In the case of the DPSD one possibility is to relax the assumptions on how recollection is mapped onto the confidence scale. Recollection is expected to produce recognition judgments with high confidence. This assumption is usually implemented by enforcing the prediction that all recollected items are mapped onto the maximum-confidence “old” response (Wixted, 2007; Yonelinas & Parks, 2007). This enforcement is unreasonably restrictive given that it completely excludes the possibility of other confidence levels being used. Different confidence levels can be used for several reasons, ranging from the mere occurrence of random errors to individuals’ differential use of idiosyncratic response styles. A perhaps more reasonable assumption is that recollection is preferentially mapped onto high-confidence responses (for a review, see Klauer & Kellen 2010). One important aspect of this DPSD extension is that it releases the model from confidence-rating ROC predictions that have been taken for granted in the literature at large, namely the prediction of ROC linearity when recollection is assumed to be the only process contributing to an above-chance performance (Wixted, 2007; Yonelinas & Parks, 2007).
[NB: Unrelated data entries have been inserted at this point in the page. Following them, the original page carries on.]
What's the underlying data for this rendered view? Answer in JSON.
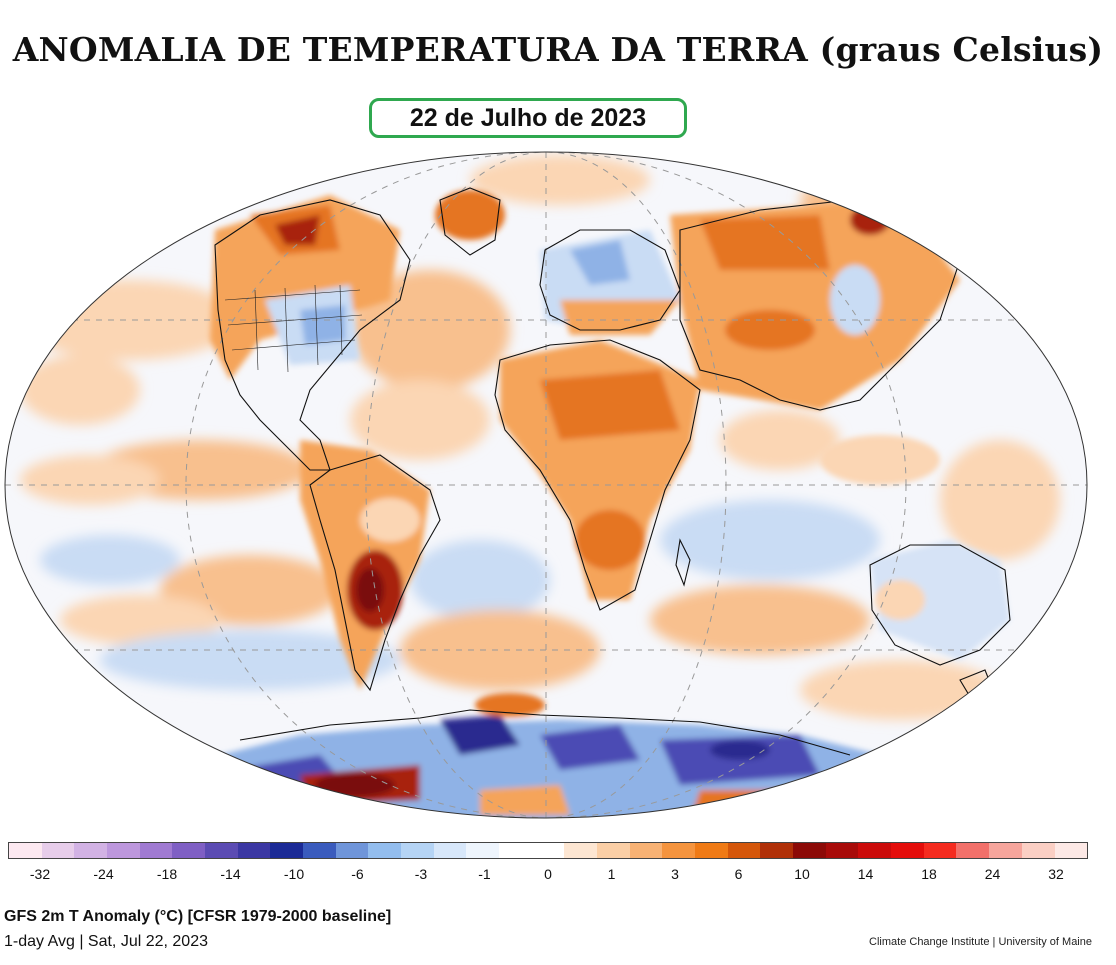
{
  "title": "ANOMALIA DE TEMPERATURA DA TERRA (graus Celsius)",
  "date_label": "22 de Julho de 2023",
  "colorbar": {
    "ticks": [
      "-32",
      "-24",
      "-18",
      "-14",
      "-10",
      "-6",
      "-3",
      "-1",
      "0",
      "1",
      "3",
      "6",
      "10",
      "14",
      "18",
      "24",
      "32"
    ],
    "colors": [
      "#fde9f1",
      "#e7cdea",
      "#d2b2e4",
      "#bd97dd",
      "#a07ad2",
      "#7f5fc4",
      "#5b4bb3",
      "#3b37a3",
      "#1b2a96",
      "#3a5bbd",
      "#6f95da",
      "#93bdee",
      "#b5d4f5",
      "#d7e7fa",
      "#eef5fd",
      "#ffffff",
      "#ffffff",
      "#fde6d2",
      "#fbcfa6",
      "#f8b274",
      "#f5943e",
      "#ef7a15",
      "#d4560a",
      "#b03008",
      "#8c0a07",
      "#a80b09",
      "#cb0b0a",
      "#e40d0b",
      "#f52b1f",
      "#f2706a",
      "#f6a59c",
      "#fbcfc4",
      "#fde9e6"
    ]
  },
  "footer": {
    "line1": "GFS 2m T Anomaly (°C) [CFSR 1979-2000 baseline]",
    "line2": "1-day Avg | Sat, Jul 22, 2023",
    "credit": "Climate Change Institute | University of Maine"
  },
  "palette": {
    "ocean_base": "#f6f7fb",
    "warm_light": "#fbd6b4",
    "warm_mid": "#f5a45a",
    "warm_strong": "#e57420",
    "hot": "#a8210c",
    "cool_light": "#c9dcf4",
    "cool_mid": "#8fb2e6",
    "cold": "#4b4bb4",
    "coldest": "#2b2a8f"
  }
}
However, the evaluation of these different possibilities is far from trivial: First, one needs to take into account their relative flexibility in a sensible manner, something that is not accomplished by model-selection statistic that use the number of free parameters as a proxy for model flexibility (Kellen et al. 2013; Klauer and Kellen, in press). Second, some of the different model extensions or modifications proposed might require focused validation tests. For instance, a relaxed recollection process in the DPSD can be validated by testing the conditional independence of recollection’s response-mapping probabilities (Province & Rouder, 2012). Irrespective of which model will turn out to be the most successful one, sensible model comparisons should rely on a set of diverse criteria that go beyond overall fit and model-selection statistics and incorporate information on how exactly models are failing.